Indian general (1935–2007)

Lieutenant General Ved Prakash Airy, MVC (20 March 1935 – 28 December 2007) was an officer of the Indian Army, who served with the 3 Grenadiers. He is best known for his participation in the Battle of Basantar, one of the major battles of the Indo-Pakistani War of 1971, where he was awarded the Maha Vir Chakra, India's second highest award for gallantry in the face of the enemy.

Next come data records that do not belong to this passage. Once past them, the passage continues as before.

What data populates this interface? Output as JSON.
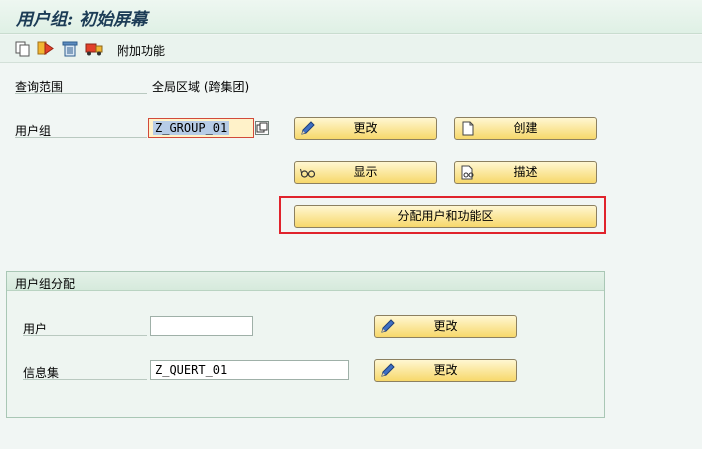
{
  "title": "用户组: 初始屏幕",
  "toolbar": {
    "icons": [
      "copy-icon",
      "execute-icon",
      "delete-icon",
      "transport-icon"
    ],
    "extra_functions_label": "附加功能"
  },
  "scope": {
    "label": "查询范围",
    "value": "全局区域 (跨集团)"
  },
  "user_group": {
    "label": "用户组",
    "value": "Z_GROUP_01"
  },
  "buttons": {
    "change": "更改",
    "create": "创建",
    "display": "显示",
    "describe": "描述",
    "assign": "分配用户和功能区"
  },
  "assignment": {
    "title": "用户组分配",
    "user_label": "用户",
    "user_value": "",
    "infoset_label": "信息集",
    "infoset_value": "Z_QUERT_01",
    "change_label": "更改"
  },
  "colors": {
    "button_gradient_top": "#fff7d2",
    "button_gradient_bottom": "#f7d86b",
    "highlight_frame": "#e0232c",
    "title_color": "#1c3c56"
  }
}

==Early life and education==
Lieutenant General Ved Prakash Airy was born on 20 March 1935 in Karnal District, Haryana. He was the son of Shri Ganga Bishen Airy of Karnal district in Haryana. After his education in Govt. High School and Dyal Singh College, Karnal, he joined National Defence Academy (NDA).

==Military career==
After passing out of National Defence Academy (NDA), Lieutenant General Ved Prakash Airy was commissioned into 3 Grenadiers on 3 June 1956.

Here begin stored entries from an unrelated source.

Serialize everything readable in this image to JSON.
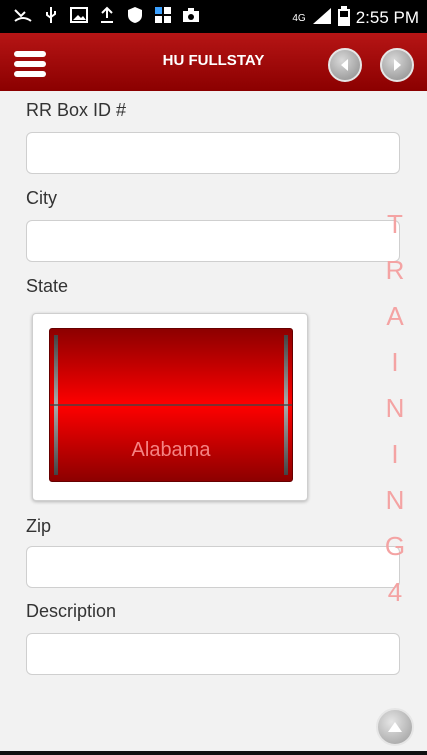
{
  "status_bar": {
    "icons": [
      "missed-call-icon",
      "usb-icon",
      "image-icon",
      "upload-icon",
      "shield-icon",
      "grid-app-icon",
      "camera-icon"
    ],
    "network": "4G",
    "time": "2:55 PM"
  },
  "app_bar": {
    "title": "HU FULLSTAY"
  },
  "form": {
    "rr_box_label": "RR Box ID #",
    "rr_box_value": "",
    "city_label": "City",
    "city_value": "",
    "state_label": "State",
    "state_selected": "Alabama",
    "zip_label": "Zip",
    "zip_value": "",
    "description_label": "Description",
    "description_value": ""
  },
  "watermark": {
    "letters": [
      "T",
      "R",
      "A",
      "I",
      "N",
      "I",
      "N",
      "G",
      "4"
    ]
  },
  "colors": {
    "accent": "#b61515",
    "picker_red": "#ff0000",
    "watermark": "#f4a3a3"
  }
}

During the Indo-Pakistani War of 1971, Lieutenant Colonel VP Airy was commanding the 3 Grenadiers battalion which was deployed on the western front in the area of Bhairo Nath and Basantar River in the Shakargarh Sector, and was tasked to thwart any Pakistani army aggression and to capture the enemy area. Lieutenant Colonel VP Airy led his men from the front in a cool and calm demeanour, which inspired and motivated the entire battalion to take on the enemy. The battalion not only captured the enemy positions after fierce fighting but held on to them in spite of massive counter-attacks by Pakistani troops. Under heavy enemy shelling and small arms fire, he went from trench to trench motivating his men. Due to his personal example, conspicuous gallantry and inspiring leadership in keeping with the best traditions of the Indian Army he was awarded with the Maha Vir Chakra which is India's second highest military decoration.
The Battle of Basantar was one of the vital battles in the western sector of the Indo Pakistan war of 1971 and lasted from December 4–16, 1971.

Lieutenant Colonel VP Airy also displayed a high level of morality and professionalism when he presented a citation to the Pakistan Army for the bravery of Lt Col Mohammed Akram Raja, based on which Lt Col Mohammed Akram Raja was awarded the Hilal-i-Jurat by the Pakistan Government.

Later, he rose to the rank of Lieutenant General before retiring from the active service of army. He died of natural causes on 28 December 2007.